On Saturday July 8, 2006 members of PASCA and B-PEP held an historic meeting with the Pirates for consideration of the “We Are A Global Fam-il-ee” All Star Proclamation, the proclamation that PASCA is asking the team to adopt. PASCA and B-PEP explained how the conditions in the global apparel industry are beneath the standards of Pittsburgh’s baseball fans. Violations of fundamental human rights and core labor standards, as set out by the International Labor Organization, were covered as well. PASCA and B-PEP reminded the Pirates that Pittsburghers expect that the Pirates will represent the city’s high standards for human rights when dealing with baseball’s role in sweatshops and poverty in the US and around the world. Pittsburgh fans are calling on the Pirates to go to bat for sweatfree baseball by calling on the rest of the league to do the right thing and take a stand for human rights.

At the July 8 meeting, Pirates representatives were joined by an advisor from Major League Baseball Properties (MLBP) who challenged PASCA’s review of factory conditions and boasted about the corporate conduct of MLBP’s licensing partners. The advisor made these assertions despite clear evidence to the contrary. A detailed report with examples such as Nike and Reebok, companies that admit pervasive problems throughout their supply chains has been delivered (visit sweatfree.org for detailed documentation of sweatshop conditions). The Workers Rights Consortium, an organization of 158 colleges and universities which requires disclosure of factory locations and factory monitoring independent of manufactures and licensees, has offered its assessment of factory conditions and offered to help follow up an All Star anti-sweatshop proclamation from the Pittsburgh Pirates.

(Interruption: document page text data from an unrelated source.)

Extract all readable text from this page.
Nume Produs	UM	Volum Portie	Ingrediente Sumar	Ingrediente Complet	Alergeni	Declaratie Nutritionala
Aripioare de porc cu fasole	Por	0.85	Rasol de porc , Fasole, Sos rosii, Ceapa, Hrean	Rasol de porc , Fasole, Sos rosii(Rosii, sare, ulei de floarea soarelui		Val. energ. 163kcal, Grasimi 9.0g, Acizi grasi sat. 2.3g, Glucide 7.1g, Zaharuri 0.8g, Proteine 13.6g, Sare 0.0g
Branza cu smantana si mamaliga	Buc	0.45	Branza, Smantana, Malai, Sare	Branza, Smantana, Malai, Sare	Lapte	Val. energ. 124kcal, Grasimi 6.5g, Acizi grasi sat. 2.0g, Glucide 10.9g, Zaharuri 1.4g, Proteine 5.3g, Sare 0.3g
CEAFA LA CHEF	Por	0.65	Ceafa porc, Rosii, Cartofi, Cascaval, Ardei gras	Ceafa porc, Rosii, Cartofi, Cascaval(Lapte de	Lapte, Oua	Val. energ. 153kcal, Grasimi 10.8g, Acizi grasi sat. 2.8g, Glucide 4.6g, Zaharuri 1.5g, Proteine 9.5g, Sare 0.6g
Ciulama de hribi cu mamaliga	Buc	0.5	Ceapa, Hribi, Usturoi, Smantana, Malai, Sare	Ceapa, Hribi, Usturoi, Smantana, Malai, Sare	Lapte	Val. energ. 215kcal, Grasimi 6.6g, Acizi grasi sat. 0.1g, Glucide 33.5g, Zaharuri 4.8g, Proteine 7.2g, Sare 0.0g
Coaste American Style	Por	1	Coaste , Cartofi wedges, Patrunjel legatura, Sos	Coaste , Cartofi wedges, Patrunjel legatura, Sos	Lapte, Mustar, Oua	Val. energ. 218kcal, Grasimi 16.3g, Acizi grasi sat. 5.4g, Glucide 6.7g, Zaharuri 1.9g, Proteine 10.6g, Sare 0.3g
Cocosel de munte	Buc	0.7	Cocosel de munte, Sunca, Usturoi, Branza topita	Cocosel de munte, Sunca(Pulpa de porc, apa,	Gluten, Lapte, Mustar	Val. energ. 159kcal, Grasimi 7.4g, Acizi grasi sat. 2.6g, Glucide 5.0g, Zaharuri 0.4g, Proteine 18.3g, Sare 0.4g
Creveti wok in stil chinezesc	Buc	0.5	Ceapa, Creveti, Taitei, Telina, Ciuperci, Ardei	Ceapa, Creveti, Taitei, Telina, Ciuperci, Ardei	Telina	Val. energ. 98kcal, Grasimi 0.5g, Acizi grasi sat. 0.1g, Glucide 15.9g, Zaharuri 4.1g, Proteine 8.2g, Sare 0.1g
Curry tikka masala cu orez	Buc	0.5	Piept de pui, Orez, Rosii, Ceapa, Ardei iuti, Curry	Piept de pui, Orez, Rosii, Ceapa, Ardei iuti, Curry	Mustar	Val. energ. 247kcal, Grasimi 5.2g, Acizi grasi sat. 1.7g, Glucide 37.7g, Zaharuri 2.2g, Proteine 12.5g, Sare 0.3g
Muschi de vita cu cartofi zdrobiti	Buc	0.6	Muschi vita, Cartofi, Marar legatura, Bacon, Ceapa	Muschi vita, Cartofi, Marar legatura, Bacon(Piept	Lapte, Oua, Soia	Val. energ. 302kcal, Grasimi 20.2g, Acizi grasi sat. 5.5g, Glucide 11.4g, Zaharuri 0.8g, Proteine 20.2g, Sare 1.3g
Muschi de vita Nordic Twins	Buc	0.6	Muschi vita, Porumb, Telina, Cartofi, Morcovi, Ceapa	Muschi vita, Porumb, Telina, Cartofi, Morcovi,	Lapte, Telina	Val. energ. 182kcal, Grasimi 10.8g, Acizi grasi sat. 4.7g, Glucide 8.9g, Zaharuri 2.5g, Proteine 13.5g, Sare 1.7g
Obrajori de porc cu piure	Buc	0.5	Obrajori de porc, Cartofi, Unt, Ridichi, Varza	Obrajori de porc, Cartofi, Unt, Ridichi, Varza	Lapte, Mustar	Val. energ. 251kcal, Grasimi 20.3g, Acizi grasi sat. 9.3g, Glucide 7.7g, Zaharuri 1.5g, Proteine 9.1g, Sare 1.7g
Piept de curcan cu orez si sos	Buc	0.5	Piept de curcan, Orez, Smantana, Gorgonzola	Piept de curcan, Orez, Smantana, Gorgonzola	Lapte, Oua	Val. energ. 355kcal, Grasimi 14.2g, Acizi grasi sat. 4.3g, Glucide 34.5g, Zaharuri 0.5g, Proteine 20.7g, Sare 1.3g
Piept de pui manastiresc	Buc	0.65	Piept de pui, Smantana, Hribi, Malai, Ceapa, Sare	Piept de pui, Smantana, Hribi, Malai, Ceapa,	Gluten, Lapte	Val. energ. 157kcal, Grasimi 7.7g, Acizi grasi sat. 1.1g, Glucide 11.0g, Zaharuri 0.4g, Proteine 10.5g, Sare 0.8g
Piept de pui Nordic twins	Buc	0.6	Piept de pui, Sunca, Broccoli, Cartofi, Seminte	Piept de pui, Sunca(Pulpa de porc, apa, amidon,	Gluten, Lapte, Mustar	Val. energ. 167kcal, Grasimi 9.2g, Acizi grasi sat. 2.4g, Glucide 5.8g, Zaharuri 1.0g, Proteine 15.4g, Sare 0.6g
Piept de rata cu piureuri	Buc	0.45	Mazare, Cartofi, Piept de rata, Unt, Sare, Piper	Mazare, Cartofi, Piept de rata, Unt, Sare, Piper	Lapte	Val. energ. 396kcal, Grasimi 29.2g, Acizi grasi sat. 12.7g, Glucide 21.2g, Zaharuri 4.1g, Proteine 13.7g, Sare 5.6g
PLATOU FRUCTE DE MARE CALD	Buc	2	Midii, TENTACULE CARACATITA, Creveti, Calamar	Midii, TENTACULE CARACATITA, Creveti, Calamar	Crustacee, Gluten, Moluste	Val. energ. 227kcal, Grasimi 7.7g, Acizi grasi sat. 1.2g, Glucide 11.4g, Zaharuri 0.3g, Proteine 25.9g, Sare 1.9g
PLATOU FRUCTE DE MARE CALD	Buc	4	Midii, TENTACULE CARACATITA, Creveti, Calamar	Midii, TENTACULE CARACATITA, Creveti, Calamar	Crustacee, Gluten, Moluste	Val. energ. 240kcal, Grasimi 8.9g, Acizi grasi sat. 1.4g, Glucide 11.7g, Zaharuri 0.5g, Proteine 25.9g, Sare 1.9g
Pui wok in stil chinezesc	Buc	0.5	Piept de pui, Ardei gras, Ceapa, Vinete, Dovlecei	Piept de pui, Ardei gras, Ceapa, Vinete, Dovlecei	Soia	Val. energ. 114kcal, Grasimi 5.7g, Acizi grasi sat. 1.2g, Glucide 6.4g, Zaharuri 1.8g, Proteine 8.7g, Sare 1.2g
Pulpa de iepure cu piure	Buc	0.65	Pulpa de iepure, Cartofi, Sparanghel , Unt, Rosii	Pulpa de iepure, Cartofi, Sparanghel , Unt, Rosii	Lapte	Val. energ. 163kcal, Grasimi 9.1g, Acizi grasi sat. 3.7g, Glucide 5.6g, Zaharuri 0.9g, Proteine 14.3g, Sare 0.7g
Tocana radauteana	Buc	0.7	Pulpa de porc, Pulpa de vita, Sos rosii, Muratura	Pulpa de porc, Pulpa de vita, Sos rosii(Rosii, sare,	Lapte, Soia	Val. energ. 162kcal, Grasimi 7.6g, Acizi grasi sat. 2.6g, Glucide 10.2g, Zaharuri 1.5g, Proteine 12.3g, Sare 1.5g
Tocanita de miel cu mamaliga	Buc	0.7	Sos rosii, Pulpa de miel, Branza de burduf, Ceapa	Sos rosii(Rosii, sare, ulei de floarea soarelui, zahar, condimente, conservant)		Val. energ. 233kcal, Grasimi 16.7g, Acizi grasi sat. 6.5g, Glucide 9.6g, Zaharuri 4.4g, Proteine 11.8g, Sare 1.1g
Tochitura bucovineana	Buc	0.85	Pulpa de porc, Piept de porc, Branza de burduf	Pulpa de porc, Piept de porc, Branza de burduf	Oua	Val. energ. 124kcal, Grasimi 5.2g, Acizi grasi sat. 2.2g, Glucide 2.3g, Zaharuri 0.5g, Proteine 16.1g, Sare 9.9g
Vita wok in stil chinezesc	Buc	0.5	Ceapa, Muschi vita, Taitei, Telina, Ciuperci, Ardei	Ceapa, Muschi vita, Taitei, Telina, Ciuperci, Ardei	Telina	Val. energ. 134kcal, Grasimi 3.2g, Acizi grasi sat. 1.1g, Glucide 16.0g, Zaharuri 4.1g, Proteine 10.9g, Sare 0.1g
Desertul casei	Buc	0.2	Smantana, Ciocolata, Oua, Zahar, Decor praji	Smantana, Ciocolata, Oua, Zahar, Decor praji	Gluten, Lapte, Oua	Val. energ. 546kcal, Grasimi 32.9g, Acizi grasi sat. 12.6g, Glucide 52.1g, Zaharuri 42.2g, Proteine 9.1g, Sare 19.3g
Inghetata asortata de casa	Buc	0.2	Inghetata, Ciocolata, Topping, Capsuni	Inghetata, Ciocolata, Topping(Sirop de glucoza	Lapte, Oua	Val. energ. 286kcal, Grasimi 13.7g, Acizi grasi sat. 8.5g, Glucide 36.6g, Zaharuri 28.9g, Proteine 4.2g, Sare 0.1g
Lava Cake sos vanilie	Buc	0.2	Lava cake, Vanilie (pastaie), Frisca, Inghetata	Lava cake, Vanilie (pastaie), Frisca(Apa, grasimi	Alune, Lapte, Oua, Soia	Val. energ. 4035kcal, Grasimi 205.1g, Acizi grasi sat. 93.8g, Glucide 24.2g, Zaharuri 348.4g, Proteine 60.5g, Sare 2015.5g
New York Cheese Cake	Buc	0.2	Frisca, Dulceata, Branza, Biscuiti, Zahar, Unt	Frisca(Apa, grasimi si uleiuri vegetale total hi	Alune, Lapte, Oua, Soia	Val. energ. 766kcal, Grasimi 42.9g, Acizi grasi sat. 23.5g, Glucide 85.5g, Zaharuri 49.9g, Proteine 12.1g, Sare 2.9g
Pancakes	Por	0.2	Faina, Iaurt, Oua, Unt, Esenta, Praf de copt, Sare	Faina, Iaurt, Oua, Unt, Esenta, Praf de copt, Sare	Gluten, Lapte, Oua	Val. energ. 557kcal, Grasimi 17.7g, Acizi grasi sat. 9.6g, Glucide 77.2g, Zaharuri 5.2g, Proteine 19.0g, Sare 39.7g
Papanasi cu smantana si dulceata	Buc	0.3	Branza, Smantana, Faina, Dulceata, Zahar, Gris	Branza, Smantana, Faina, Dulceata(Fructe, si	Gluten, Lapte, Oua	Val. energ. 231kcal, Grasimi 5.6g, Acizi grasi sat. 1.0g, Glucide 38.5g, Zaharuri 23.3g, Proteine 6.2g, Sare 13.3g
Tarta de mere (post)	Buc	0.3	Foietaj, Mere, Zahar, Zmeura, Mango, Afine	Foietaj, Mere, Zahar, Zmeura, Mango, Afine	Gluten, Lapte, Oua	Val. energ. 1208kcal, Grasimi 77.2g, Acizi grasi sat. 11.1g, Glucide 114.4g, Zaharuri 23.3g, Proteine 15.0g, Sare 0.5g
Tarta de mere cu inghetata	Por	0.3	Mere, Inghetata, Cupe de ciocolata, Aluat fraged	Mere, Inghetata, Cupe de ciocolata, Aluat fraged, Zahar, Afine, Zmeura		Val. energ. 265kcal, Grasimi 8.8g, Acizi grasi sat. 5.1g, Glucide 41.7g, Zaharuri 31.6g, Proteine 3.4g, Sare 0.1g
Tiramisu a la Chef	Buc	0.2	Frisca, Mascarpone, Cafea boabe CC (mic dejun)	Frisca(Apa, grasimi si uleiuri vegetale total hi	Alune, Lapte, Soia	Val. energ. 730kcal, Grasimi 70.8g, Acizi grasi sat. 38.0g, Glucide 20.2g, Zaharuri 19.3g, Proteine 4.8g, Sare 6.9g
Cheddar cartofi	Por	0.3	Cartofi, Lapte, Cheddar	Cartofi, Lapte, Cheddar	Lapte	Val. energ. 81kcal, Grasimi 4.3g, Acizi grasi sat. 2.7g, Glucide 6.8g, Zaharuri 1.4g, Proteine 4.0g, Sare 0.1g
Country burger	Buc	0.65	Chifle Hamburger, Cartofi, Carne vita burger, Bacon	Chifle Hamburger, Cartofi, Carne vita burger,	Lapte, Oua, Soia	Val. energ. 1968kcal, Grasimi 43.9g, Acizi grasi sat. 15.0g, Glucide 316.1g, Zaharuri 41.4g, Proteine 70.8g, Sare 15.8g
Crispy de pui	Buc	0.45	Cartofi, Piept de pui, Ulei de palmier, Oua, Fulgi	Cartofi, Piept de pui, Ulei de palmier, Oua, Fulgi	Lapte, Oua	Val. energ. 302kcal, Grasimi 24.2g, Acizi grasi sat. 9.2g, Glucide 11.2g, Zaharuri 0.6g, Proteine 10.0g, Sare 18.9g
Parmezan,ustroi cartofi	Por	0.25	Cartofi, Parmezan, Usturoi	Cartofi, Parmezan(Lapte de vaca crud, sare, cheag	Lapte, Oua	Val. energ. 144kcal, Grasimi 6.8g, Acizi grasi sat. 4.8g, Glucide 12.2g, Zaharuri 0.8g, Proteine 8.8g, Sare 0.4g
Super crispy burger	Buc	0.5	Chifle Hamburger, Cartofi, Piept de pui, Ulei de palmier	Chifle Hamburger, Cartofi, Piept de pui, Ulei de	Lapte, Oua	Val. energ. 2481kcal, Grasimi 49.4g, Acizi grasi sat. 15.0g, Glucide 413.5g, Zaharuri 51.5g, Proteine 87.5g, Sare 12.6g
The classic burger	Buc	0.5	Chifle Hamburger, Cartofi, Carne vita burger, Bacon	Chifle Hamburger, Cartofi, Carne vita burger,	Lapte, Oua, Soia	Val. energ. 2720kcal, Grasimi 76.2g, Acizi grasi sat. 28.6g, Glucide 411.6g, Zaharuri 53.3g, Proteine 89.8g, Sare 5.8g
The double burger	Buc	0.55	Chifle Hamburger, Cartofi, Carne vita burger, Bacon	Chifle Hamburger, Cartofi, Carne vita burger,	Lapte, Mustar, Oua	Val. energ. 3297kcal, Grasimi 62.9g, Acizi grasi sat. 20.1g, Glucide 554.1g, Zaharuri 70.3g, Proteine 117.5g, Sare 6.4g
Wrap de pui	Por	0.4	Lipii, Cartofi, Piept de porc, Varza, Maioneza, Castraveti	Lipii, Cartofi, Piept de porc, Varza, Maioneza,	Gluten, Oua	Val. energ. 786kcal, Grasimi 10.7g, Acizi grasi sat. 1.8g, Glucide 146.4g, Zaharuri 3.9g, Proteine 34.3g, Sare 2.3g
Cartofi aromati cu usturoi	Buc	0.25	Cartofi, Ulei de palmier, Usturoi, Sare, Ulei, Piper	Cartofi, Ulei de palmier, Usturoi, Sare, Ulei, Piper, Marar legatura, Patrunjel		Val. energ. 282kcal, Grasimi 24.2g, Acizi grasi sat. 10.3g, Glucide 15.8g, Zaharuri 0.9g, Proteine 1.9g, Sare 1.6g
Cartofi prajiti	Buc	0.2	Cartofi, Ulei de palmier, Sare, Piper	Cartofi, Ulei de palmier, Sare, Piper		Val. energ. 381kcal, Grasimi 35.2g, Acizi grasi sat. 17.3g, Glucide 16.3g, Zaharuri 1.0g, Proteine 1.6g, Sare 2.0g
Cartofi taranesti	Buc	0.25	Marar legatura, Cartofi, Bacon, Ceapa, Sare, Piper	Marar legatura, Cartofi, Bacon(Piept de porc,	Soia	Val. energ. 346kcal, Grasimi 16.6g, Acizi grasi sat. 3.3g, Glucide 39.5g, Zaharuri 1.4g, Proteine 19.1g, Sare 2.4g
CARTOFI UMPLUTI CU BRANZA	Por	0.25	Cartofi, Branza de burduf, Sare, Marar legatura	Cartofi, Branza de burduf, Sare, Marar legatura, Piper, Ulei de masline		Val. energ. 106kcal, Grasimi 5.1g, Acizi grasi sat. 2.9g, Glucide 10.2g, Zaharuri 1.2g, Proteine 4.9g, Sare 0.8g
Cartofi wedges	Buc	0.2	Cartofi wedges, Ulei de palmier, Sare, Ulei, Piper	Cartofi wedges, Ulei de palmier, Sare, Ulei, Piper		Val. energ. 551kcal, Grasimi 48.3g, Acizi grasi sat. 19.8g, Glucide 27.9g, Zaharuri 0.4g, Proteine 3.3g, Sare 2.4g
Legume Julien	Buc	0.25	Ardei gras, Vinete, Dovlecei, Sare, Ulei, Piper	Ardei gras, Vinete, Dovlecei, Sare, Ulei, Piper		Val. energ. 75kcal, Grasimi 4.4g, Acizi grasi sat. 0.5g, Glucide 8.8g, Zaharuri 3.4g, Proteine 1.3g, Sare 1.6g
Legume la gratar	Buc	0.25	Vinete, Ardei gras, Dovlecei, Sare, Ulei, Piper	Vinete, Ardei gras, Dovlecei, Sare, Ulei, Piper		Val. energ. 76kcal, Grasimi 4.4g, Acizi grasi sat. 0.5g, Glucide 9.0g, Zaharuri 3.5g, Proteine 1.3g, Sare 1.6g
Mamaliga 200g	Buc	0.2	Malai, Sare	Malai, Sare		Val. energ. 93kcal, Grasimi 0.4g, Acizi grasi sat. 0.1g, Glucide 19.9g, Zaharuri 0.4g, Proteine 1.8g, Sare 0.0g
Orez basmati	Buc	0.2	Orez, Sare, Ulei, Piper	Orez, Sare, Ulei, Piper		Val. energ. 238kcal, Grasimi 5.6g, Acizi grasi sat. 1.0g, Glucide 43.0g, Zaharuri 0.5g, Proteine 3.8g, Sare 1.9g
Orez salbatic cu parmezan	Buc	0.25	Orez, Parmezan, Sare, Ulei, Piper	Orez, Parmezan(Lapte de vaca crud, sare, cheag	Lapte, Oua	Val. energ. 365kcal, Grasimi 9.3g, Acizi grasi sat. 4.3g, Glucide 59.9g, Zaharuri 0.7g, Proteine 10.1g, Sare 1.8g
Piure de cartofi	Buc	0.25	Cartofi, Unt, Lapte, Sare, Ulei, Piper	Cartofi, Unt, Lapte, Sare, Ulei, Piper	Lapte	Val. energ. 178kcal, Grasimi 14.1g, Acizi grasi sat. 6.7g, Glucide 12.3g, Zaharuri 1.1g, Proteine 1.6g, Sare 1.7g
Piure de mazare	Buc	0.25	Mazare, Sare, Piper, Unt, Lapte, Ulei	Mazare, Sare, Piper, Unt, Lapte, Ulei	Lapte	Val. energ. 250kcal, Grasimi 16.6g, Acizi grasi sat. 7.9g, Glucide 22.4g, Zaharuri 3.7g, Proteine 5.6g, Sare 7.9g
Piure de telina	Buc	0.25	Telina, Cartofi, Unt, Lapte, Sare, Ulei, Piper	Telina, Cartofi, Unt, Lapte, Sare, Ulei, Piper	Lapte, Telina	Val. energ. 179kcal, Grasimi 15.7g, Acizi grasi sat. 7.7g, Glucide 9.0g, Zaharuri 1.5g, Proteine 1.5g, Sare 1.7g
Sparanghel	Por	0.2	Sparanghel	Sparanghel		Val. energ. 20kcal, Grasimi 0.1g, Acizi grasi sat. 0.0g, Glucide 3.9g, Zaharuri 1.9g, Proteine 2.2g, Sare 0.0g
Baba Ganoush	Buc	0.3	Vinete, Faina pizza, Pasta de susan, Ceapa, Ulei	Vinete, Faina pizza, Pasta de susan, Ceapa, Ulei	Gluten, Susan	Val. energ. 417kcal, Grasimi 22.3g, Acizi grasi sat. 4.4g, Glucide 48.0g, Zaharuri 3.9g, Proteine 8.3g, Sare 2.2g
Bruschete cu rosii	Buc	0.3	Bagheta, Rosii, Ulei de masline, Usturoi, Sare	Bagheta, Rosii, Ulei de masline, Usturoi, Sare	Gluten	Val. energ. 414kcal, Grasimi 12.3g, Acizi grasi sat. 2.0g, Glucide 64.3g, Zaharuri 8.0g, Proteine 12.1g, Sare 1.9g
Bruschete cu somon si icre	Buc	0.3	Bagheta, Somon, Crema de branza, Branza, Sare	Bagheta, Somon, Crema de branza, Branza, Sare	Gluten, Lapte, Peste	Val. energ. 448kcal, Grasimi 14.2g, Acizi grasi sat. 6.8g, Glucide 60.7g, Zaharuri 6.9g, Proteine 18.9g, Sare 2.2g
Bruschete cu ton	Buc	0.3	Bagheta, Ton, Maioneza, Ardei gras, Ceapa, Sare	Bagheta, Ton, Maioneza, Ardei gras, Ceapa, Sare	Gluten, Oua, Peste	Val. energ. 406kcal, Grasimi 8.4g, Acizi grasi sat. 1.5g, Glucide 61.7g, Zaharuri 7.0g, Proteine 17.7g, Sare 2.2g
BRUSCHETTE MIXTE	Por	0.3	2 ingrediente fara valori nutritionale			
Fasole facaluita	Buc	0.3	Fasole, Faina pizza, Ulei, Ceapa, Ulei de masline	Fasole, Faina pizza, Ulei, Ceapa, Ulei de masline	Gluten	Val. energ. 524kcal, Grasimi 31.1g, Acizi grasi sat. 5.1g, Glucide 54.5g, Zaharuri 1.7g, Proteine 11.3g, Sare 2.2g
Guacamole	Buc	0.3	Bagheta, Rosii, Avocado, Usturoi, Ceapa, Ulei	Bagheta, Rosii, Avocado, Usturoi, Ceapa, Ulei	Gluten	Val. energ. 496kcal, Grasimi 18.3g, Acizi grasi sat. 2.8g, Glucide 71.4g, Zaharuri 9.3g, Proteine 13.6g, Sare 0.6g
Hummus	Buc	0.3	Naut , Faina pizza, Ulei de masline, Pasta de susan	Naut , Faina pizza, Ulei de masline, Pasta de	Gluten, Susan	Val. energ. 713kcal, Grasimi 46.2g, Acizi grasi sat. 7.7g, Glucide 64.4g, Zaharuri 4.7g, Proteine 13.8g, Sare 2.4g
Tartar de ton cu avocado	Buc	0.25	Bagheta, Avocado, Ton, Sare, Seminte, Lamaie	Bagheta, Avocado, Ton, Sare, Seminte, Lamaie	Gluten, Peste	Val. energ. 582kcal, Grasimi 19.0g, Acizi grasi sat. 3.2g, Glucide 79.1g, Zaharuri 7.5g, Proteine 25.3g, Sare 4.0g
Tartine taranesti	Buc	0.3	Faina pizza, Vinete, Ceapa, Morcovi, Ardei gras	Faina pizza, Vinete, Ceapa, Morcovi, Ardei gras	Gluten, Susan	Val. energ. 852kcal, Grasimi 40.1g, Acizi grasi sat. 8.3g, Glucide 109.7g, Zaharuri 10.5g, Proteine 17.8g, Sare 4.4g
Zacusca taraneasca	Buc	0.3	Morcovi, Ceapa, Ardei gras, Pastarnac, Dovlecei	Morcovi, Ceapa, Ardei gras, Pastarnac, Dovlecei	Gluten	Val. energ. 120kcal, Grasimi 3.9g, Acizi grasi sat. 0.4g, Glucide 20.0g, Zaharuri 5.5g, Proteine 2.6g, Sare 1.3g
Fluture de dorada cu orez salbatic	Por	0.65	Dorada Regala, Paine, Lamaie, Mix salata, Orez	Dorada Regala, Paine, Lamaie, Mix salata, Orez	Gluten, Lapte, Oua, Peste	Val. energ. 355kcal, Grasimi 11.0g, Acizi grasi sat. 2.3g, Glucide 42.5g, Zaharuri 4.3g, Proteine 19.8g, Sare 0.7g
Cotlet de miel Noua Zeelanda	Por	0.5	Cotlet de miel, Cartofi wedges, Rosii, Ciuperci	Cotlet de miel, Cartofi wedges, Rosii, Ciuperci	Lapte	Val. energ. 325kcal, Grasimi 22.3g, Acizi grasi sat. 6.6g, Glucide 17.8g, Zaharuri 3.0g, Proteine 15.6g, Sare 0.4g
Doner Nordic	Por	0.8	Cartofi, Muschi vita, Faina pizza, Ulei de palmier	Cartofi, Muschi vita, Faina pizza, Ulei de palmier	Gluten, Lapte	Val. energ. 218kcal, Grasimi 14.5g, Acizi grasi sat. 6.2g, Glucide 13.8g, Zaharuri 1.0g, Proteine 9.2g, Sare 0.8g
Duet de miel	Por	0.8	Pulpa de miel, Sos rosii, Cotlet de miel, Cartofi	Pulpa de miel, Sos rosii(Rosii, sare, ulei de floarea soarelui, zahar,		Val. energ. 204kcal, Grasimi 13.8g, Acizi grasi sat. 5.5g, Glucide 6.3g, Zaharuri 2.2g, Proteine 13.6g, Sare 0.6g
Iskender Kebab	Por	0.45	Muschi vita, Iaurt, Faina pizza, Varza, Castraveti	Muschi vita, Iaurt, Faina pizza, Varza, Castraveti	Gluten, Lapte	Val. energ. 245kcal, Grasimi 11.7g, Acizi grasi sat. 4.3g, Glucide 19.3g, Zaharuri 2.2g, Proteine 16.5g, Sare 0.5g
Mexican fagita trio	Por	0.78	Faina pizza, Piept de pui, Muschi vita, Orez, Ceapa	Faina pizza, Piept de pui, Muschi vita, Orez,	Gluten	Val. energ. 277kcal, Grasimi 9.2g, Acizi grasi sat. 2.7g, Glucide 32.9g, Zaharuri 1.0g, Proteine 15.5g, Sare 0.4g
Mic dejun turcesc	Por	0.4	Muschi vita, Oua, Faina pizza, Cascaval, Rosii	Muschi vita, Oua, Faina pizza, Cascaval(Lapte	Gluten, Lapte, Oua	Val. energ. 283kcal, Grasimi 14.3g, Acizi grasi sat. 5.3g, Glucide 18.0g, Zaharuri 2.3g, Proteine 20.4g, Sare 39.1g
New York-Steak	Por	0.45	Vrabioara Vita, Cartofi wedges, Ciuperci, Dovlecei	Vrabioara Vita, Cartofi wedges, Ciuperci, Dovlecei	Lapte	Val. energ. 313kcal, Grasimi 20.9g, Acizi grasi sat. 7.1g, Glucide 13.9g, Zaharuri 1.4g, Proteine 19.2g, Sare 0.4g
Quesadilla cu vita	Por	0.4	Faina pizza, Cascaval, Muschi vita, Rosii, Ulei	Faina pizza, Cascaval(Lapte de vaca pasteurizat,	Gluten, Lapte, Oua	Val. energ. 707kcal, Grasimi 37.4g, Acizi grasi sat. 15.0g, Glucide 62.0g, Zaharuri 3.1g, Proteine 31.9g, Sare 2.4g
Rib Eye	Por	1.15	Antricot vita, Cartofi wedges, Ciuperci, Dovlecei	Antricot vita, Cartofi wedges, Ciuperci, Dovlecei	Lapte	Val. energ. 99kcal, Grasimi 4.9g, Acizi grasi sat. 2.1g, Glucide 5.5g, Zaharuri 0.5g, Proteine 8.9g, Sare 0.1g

Following today’s City Council meeting PASCA members will be talking to baseball fans about baseball’s sweatshops as fans arrive at PNC Park via the Roberto Clemente Bridge for the All Star Game. “Pittsburghers have every reason to be hopeful that the Pittsburgh Pirates will use the 10 hours between the council hearing and the All Star Game’s opening pitch to decide to represent Pittsburghers in a meaningful way by signing on to a proclamation for baseball to take a stand against sweatshop apparel. This is the way Pittsburghers expect to reflect on the 2006 All Star Game,” said Dennis Brutis, co-founder of PASCA.

At 4:30 PM on July 11, 2006 PASCA and 2006 Anti Sweatshop All Stars from around the country will gather at Freedom Corner Pittsburgher’s premier Civil Rights monument and the place where the National Garment Workers Federation of Bangladesh delivered testimony about working conditions in factories that produce Pirates apparel on October 16, 2004 and begin a march to Roberto Clemente Bridge. The life and death of Roberto Clemente exemplify the Civil Rights Bridge we are building to the floor of the global sweatshop and the humanity Pittsburghers expects to share with the whole world at the 2006 All Star Game.

At 6:00 PM the Anti Sweatshop Carnival will begin on Roberto Clemente Bridge and around the statues of Roberto Clemente, Willie Stargell, and Honus Wagner. This carnival signifies the beginning of several new initiatives that will extend the Civil Rights of Pittsburghers directly to workers in the global apparel industry and high light factories sewing baseball apparel.

Background

The Pittsburgh Anti Sweatshop Community Alliance is committed to supporting the global apparel industry union organizing drive because the lives and expectations of workers in other parts of the world are directly connected to our own. PASCA is under the umbrella of Azania Heritage International, an organization that celebrates STEVE BIKO DAY each year. PASCA co-founder Celeste Taylor serves on the board of SweatFree Communities whose staff and board members have been critical to the development of campaigns such as this.

The 2006 Anti Sweatshop All Stars include, the United Workers Association of Baltimore, who work at Camden Yards, the Up State NY (Cooperstown) branch of the Industrial Workers of the World, Sonny Scroggins and the Bias Busters of Kansas and Tom Lewandowski of the Fort Wayne Central Labor Council.